2021年12月30日 11:00
美輪明宏が考える、日本人がマスクをきちんとつける理由
しかし、新型コロナウイルスへの感染によって、世界全体で累計500万人以上も死者が出るようなことはありませんでした。
いま日本は、感染者数が減少しておりますが、ドイツや韓国といった国々では、逆に感染が広がっています。昔からドイツ人は、物事を論理的に考えるそうですが、理屈っぽくて頑固ともいわれます。
ニュース映像を見ていると、感染が拡大しているにもかかわらず、街ではマスクを着けていない人が多いことに驚きます。マスクをしない理由は、そういった頑固さからきているのかもしれません。
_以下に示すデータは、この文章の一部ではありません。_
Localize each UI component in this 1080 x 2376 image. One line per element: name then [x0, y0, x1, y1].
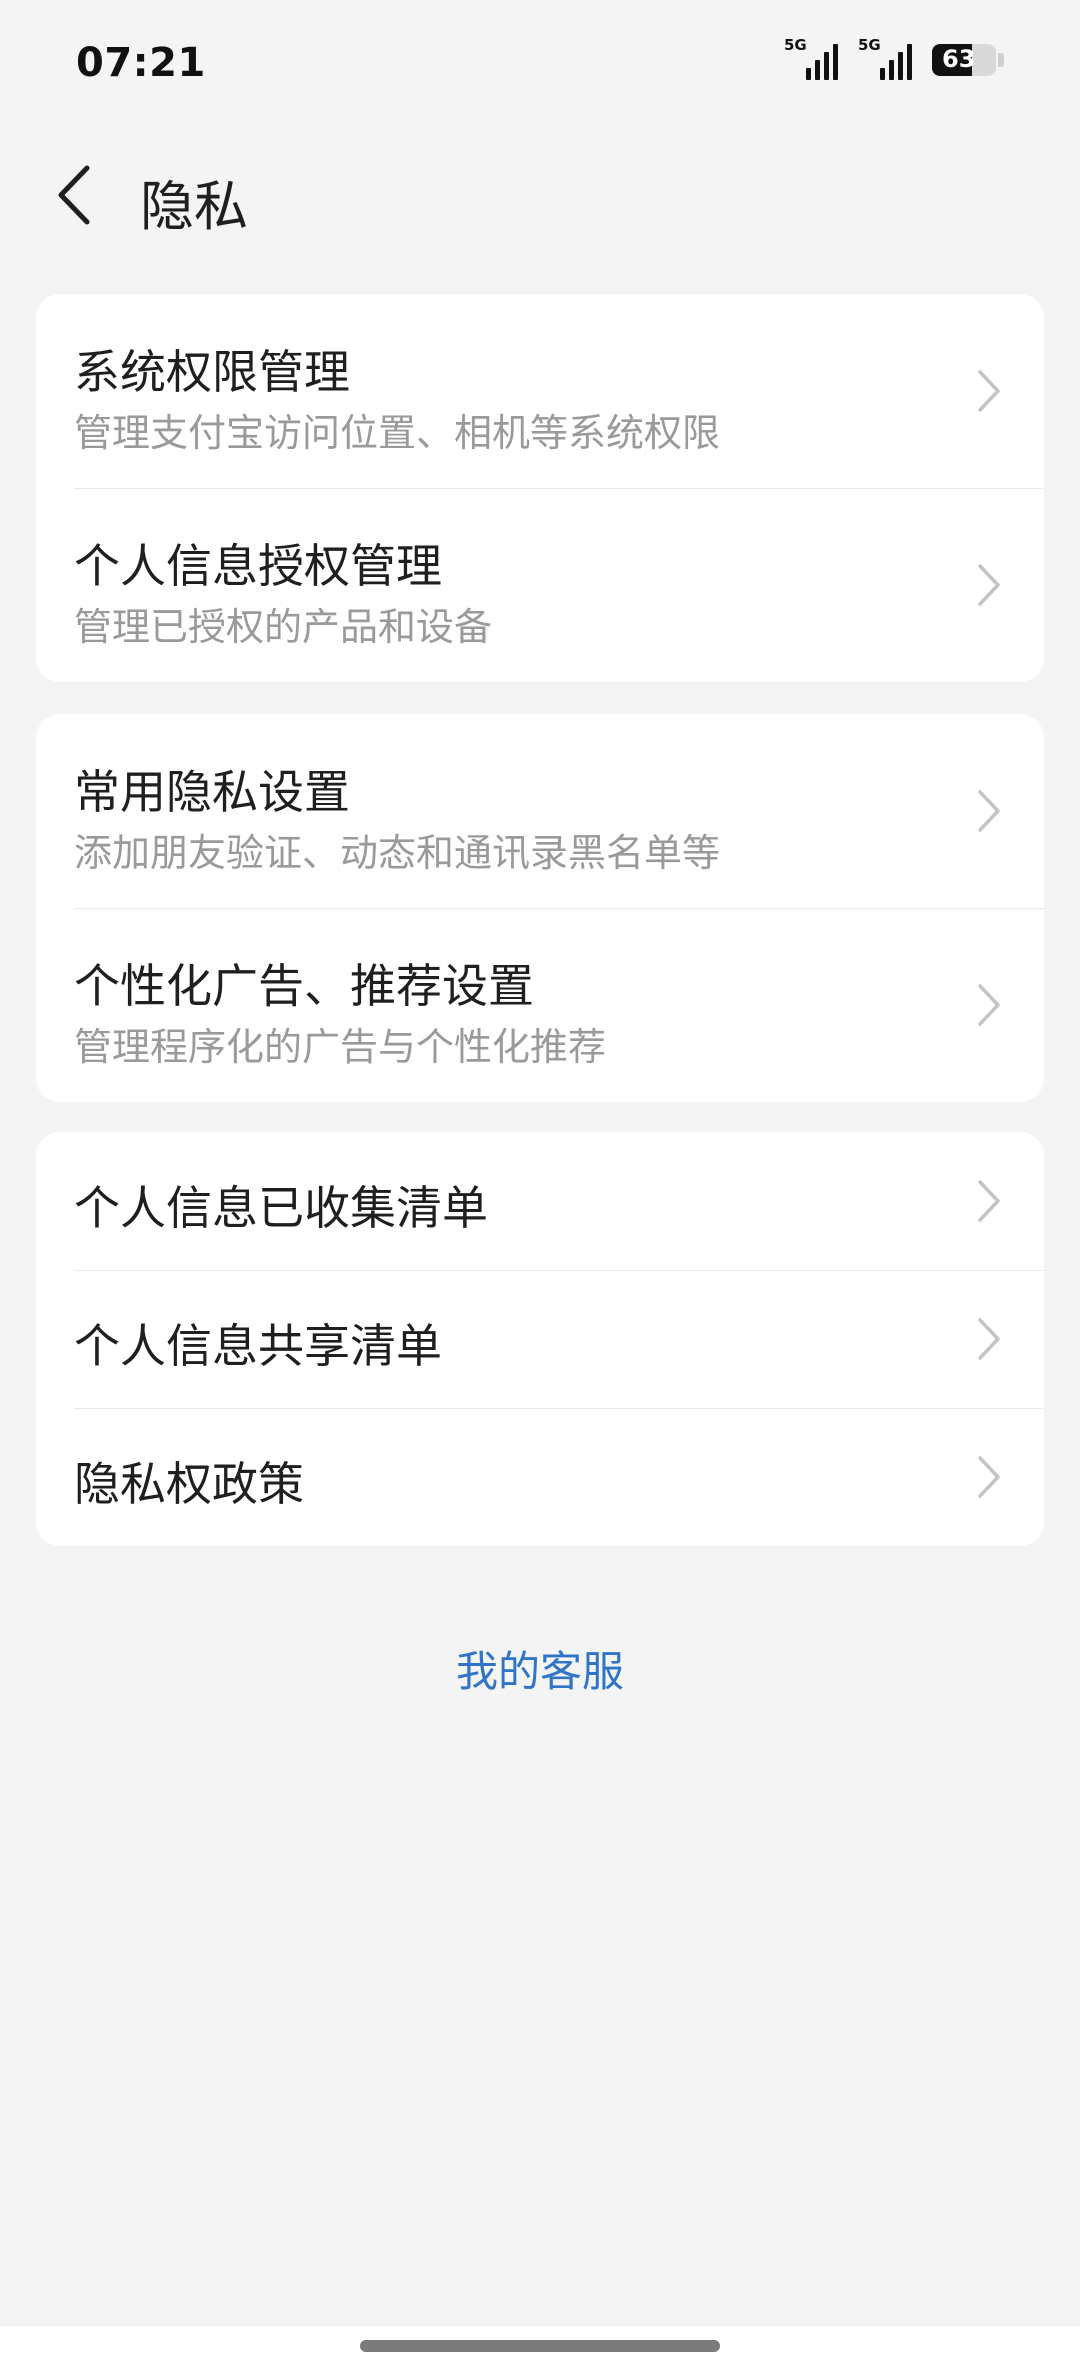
battery-icon: 63: [932, 44, 996, 76]
signal-label: 5G: [784, 36, 807, 54]
status-icons: 5G 5G 63: [784, 36, 1004, 80]
settings-group-permissions: 系统权限管理 管理支付宝访问位置、相机等系统权限 个人信息授权管理 管理已授权的…: [36, 294, 1044, 682]
chevron-right-icon: [978, 370, 1000, 412]
row-privacy-policy[interactable]: 隐私权政策: [36, 1408, 1044, 1546]
row-label: 个人信息共享清单: [74, 1319, 442, 1373]
row-label: 常用隐私设置: [74, 765, 350, 819]
row-description: 管理支付宝访问位置、相机等系统权限: [74, 411, 721, 455]
battery-tip: [998, 53, 1004, 67]
row-common-privacy-settings[interactable]: 常用隐私设置 添加朋友验证、动态和通讯录黑名单等: [36, 714, 1044, 908]
settings-group-lists: 个人信息已收集清单 个人信息共享清单 隐私权政策: [36, 1132, 1044, 1546]
row-label: 系统权限管理: [74, 345, 350, 399]
chevron-right-icon: [978, 790, 1000, 832]
page-title: 隐私: [140, 175, 248, 238]
row-label: 个人信息授权管理: [74, 539, 442, 593]
status-bar: 07:21 5G 5G 63: [0, 0, 1080, 130]
home-indicator[interactable]: [360, 2340, 720, 2352]
row-system-permissions[interactable]: 系统权限管理 管理支付宝访问位置、相机等系统权限: [36, 294, 1044, 488]
row-description: 添加朋友验证、动态和通讯录黑名单等: [74, 831, 721, 875]
chevron-right-icon: [978, 564, 1000, 606]
chevron-right-icon: [978, 1180, 1000, 1222]
row-shared-info-list[interactable]: 个人信息共享清单: [36, 1270, 1044, 1408]
row-label: 隐私权政策: [74, 1457, 304, 1511]
chevron-left-icon: [58, 165, 90, 225]
status-time: 07:21: [76, 40, 206, 86]
signal-5g-data-icon: 5G: [858, 36, 912, 80]
back-button[interactable]: [40, 160, 110, 230]
chevron-right-icon: [978, 1318, 1000, 1360]
settings-group-privacy: 常用隐私设置 添加朋友验证、动态和通讯录黑名单等 个性化广告、推荐设置 管理程序…: [36, 714, 1044, 1102]
chevron-right-icon: [978, 984, 1000, 1026]
signal-5g-icon: 5G: [784, 36, 838, 80]
row-ad-recommendation-settings[interactable]: 个性化广告、推荐设置 管理程序化的广告与个性化推荐: [36, 908, 1044, 1102]
signal-label: 5G: [858, 36, 881, 54]
row-description: 管理已授权的产品和设备: [74, 605, 493, 649]
nav-header: 隐私: [0, 150, 1080, 240]
row-collected-info-list[interactable]: 个人信息已收集清单: [36, 1132, 1044, 1270]
chevron-right-icon: [978, 1456, 1000, 1498]
customer-service-link[interactable]: 我的客服: [0, 1638, 1080, 1699]
row-description: 管理程序化的广告与个性化推荐: [74, 1025, 607, 1069]
battery-level: 63: [942, 45, 976, 73]
row-label: 个性化广告、推荐设置: [74, 959, 534, 1013]
row-label: 个人信息已收集清单: [74, 1181, 488, 1235]
row-personal-info-authorization[interactable]: 个人信息授权管理 管理已授权的产品和设备: [36, 488, 1044, 682]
一方、感染者が減少している日本はどうか。マスクを着け続けることにそれほど抵抗がありません。どうしてだとお思いになります?“感染対策の意識が高いこと”や“周りに迷惑をかけてはいけない”という理由もあるでしょう。
私は、それ以外にも日本の服装の歴史が大いに影響しているのではないかと考えております。たとえば、江戸時代に広く用いられた「頭巾」です。頭や顔を包む布製の被り物で、僧侶や武士、町人らが、防寒、ほこりよけ、そして人目を避けるために使っていました。女性たちも外をお忍びで歩くときは、「御高祖頭巾」という紫の頭巾を被っていました。